Produktdetails
  • Verlag: Holzhausen
  • Seitenzahl: 204
  • Abmessung: 210mm
  • Gewicht: 313g
  • ISBN-13: 9783854930037
  • ISBN-10: 3854930038
  • Artikelnr.: 10805797
Rezensionen

Süddeutsche Zeitung - Rezension
Süddeutsche Zeitung | Besprechung von 10.04.2000

Europas Feinkostladen
Österreich in der Meinungsforschung – ein köstliches Panoptikum
RUDOLF BRETSCHNEIDER, JOHANNES HAWLIK, RUTH PAULI: Maßgenommen. Österreich in der Meinungsforschung, Verlag Holzhausen, Wien 1999. 204 Seiten, 45 Mark.
Österreich: kaum ein Land, das im vereinigten Europa derzeit so negativ auffällt. Wie sie schmecken und fühlen, diese Österreicher – daran versuchen sich die Autoren. Gleich der erste Satz hält kategorisch fest, was eigentlich selbstverständlich ist: „Eine österreichische Seele gibt es nicht. ” Auch nach Jahrzehnten der empirischen Forschung verfüge man, so die Autoren, über keine eindeutige Vorstellung vom „Österreicher”. ” Diese reflektierte Distanz – Rudolf Bretschneider ist schließlich einer der führenden Meinungsforscher Österreichs – ist dem Band gut bekommen.
So wurde an den Österreichern „massgenommen”, aber die Ergebnisse sind nicht maßgeschneidert. Allerdings scheut das Buch das Klischee, ohne es ganz loszuwerden. Explizit ausgeführt wird etwa „der urösterreichische Hang zum Raunzen” – einer Art von Kritik, die, wie die Autoren unterstellen, keine Veränderungen zulassen will und bei der das „Wenn’s einen nur lasserten” (etwa: Wenn man mich nur machen ließe) nicht so ernst gemeint sei. Immerhin wünschen sich satte 45 Prozent der Österreicher einen starken Mann, der Ordnung schafft. Dass Jörg Haider gerade hier groß geworden ist, ist eben kein Zufall. Die Selbstdarstellung als Opfer der Anderen funktioniert hier zu Lande wie ein eherner Mechanismus. Wir mögen zwar gegeneinander sein, aber aufeinander lassen wir nichts kommen. Ein Reflex, der gegenwärtig über alle erodierenden Lager hinweg greift. Nicht trotz, sondern wegen der EU-Sanktionen trägt die im Band beschriebene „Mir san mir”-Stimmung einmal mehr einen Sieg davon. Die trotzige Selbstüberschätzung lautet: Wir sind die Vorzeigedemokratie und der Feinkostladen Europas.

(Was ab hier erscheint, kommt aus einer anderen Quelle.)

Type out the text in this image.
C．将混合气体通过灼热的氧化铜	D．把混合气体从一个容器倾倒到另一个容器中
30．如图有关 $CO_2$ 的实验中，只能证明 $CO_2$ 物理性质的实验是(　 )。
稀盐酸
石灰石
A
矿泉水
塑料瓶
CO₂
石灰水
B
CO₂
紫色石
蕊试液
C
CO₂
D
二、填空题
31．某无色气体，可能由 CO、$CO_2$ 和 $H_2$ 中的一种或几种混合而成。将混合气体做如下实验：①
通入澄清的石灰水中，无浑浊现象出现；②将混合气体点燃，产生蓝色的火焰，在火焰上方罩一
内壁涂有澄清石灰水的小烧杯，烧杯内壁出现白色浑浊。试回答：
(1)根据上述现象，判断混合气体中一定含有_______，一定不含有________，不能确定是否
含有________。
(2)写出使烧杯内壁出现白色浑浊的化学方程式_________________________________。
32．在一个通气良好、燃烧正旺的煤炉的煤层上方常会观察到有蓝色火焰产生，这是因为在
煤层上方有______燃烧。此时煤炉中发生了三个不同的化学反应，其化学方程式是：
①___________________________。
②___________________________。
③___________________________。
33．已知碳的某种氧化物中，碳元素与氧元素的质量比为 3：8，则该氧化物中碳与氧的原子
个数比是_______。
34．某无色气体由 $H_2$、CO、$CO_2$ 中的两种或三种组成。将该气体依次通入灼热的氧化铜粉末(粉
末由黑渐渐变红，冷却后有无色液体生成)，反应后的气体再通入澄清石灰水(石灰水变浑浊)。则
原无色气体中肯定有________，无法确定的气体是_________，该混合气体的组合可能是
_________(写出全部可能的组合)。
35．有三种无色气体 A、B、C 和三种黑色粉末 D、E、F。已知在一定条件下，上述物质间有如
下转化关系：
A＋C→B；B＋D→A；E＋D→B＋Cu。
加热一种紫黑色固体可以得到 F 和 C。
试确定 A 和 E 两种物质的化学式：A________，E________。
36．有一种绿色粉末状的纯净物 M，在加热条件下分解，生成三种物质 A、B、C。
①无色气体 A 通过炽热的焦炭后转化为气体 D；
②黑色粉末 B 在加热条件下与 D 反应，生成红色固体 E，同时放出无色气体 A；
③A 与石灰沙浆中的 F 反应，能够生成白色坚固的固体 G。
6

Allerdings zieht sich durch alle Kapitel eine etwas verharmlosende Sicht der ansässigen Spezies. Dabei sind viele Österreicher gerissener, als sie wirken. Hinter dem Dirndl und dem Steireranzug versteckt sich aggressive Modernität. Das Buckeln in den Fremdenverkehrszentren korrespondiert oft mit einer schieren Verachtung der „lieben Gäste”. Insbesondere „die Deitschn” sind bevorzugtes, wenn auch nicht unschuldiges Objekt heimtückischen Spottes. Die Hinterwelt offenbart sich als Hinterhalt.
Österreich – ein Land mit einer nachgerade idealtypischen Parteien-Demokratie: Hier haben sich nach dem Krieg die beiden Staatsparteien SPÖ und ÖVP das Land in Einflusszonen aufgeteilt; in alle Sektoren, ja Poren der Gesellschaft sind sie eingedrungen. Ob es um Arbeitsplätze ging oder um Wohnungen – das wichtigste Dokument war oft das Parteibuch. Parteiunabhängigkeit war ein Luxus, den sich wenige leisten konnten. In allgemeinen Verruf gekommen ist das System freilich erst in den letzten Jahren, als es die Untertanen nicht mehr ausreichend versorgen und absichern konnte.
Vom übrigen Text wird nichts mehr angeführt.